Володя немного работал в колхозе, пытался ездить на лошади. Получалось очень плохо, лошадей городской подросток боялся, и деревенские мальчишки потешались над ним. Жилось неважно, но не голодно. Весной ходили на Вятский тракт, где росли старые березы, делали зарубки и через соломинку высасывали березовый сок. Летом собирали съедобную траву – зародыши хвоща – и подмешивали ее в муку. Вокруг росло немало грибов и ягод.
В селе не было электриче-ства. Изредка приезжала киноустановка, и механик разрешал мальчишкам смотреть кино без билета, если они соглашались по очереди крутить динамо-машину. Кинофильмы были немые с титрами на русском и удмуртском языках. «Помню, как в фильме о Ленине царские сыщики описывали внешность вождя: по-русски подписано «лысина», а ниже по-удмуртски, тоже кириллицей, – «плешь». Кино пользовалось бешеным успехом, все скамейки в клубе были обычно заняты».
События на фронте постепенно складывались в нашу пользу. Была прорвана блокада, и уже в 1944 году семья решила вернуться домой, в Ленинград.

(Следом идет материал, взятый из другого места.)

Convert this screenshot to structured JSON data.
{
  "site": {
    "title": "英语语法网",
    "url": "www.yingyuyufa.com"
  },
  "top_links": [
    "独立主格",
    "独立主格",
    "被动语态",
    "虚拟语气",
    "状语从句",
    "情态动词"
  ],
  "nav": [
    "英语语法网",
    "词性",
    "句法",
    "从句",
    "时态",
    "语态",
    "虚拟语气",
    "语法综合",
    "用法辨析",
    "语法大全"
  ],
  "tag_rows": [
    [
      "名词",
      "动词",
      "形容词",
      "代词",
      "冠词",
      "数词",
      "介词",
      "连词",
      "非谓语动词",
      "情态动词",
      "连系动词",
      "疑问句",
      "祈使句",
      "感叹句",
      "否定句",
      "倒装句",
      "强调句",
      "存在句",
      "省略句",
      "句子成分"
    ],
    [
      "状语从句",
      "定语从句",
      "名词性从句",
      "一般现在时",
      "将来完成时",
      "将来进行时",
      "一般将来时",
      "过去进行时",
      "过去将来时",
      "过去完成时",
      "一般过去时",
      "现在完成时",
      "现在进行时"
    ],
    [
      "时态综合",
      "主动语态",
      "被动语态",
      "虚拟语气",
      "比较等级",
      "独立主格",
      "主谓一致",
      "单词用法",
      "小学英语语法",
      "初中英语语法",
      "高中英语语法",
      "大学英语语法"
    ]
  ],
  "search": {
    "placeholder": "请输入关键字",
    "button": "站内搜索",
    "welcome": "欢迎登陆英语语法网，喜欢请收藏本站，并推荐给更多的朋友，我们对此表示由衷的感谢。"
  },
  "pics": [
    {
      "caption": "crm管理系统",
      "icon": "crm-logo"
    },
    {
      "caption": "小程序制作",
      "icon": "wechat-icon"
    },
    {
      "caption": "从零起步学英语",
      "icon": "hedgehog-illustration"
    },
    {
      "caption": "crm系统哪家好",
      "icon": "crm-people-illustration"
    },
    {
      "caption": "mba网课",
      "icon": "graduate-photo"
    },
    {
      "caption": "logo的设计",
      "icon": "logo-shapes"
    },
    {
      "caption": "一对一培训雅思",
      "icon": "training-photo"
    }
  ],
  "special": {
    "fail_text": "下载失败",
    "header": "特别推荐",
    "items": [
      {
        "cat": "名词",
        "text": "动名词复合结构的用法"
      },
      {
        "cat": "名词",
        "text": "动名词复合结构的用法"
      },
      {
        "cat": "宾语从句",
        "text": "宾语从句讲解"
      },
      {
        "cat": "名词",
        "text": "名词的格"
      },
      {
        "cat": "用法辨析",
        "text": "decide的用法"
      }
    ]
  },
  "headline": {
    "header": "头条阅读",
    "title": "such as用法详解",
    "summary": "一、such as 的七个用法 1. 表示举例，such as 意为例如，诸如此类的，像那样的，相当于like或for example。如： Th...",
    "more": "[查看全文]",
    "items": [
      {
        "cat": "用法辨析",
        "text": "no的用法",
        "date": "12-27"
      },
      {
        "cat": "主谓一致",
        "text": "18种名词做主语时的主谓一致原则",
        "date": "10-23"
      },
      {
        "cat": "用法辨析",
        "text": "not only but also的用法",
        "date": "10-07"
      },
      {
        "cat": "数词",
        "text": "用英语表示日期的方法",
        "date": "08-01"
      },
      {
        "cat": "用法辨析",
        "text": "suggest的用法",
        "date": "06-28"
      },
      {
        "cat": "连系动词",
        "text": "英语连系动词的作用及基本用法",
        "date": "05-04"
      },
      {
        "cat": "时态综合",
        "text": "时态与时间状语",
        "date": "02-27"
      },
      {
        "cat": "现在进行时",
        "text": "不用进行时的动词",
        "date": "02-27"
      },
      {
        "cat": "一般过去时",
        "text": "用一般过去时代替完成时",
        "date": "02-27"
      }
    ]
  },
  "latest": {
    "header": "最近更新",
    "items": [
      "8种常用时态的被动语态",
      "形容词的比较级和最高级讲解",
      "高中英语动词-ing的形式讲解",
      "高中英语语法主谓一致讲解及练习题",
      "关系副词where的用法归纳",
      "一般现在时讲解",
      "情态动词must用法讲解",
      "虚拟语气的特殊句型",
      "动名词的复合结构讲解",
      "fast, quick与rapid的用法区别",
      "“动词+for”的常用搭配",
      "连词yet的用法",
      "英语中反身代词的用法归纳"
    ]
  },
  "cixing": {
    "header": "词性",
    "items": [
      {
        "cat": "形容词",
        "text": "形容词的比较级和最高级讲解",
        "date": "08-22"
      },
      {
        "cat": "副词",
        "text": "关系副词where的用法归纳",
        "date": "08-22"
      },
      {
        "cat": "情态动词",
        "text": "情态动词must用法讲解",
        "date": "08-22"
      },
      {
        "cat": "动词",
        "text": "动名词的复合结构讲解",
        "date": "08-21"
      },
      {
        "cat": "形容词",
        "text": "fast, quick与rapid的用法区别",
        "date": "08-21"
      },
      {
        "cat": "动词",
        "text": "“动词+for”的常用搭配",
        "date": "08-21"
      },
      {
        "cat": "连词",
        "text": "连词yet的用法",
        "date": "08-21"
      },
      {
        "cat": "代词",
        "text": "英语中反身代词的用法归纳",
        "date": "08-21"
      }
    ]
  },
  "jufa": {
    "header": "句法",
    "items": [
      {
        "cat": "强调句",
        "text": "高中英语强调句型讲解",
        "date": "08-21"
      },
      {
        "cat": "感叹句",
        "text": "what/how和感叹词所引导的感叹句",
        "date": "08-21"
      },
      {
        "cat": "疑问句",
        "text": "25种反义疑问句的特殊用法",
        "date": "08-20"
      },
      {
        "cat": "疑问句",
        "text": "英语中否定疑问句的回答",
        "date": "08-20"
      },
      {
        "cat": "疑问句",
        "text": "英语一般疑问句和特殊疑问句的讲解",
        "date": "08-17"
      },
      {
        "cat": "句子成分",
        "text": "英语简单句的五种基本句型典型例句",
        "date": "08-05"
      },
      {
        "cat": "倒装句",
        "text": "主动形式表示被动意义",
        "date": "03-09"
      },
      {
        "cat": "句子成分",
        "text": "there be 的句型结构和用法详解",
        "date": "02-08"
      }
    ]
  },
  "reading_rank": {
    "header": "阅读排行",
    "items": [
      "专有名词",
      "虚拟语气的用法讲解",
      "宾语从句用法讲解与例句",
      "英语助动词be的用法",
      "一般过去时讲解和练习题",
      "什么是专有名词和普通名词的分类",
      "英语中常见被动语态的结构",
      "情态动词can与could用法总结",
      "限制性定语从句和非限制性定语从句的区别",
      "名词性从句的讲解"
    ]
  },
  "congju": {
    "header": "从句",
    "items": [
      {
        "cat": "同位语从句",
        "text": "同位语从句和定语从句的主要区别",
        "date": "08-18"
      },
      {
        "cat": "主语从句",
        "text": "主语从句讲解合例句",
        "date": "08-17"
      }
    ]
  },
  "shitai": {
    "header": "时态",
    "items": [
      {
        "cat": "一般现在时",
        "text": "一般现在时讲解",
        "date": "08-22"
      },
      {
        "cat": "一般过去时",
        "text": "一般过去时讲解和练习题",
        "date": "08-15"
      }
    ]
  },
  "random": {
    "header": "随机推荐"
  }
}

После окончания школы стало ясно: точные науки – не Володина стезя. И он поступил в Ленинградский педагогический институт иностранных языков, где и провел на английском факультете пять вполне благополучных лет, получая именную, сталинскую стипендию...
«А дальше?» – спросите вы. А это – уже совсем другая история. Отмечу лишь то обстоятельство, что именно в вузе Владимир Ильич пристрастился к журналистике, что в конце концов и послужило поводом для нашего с ним знакомства.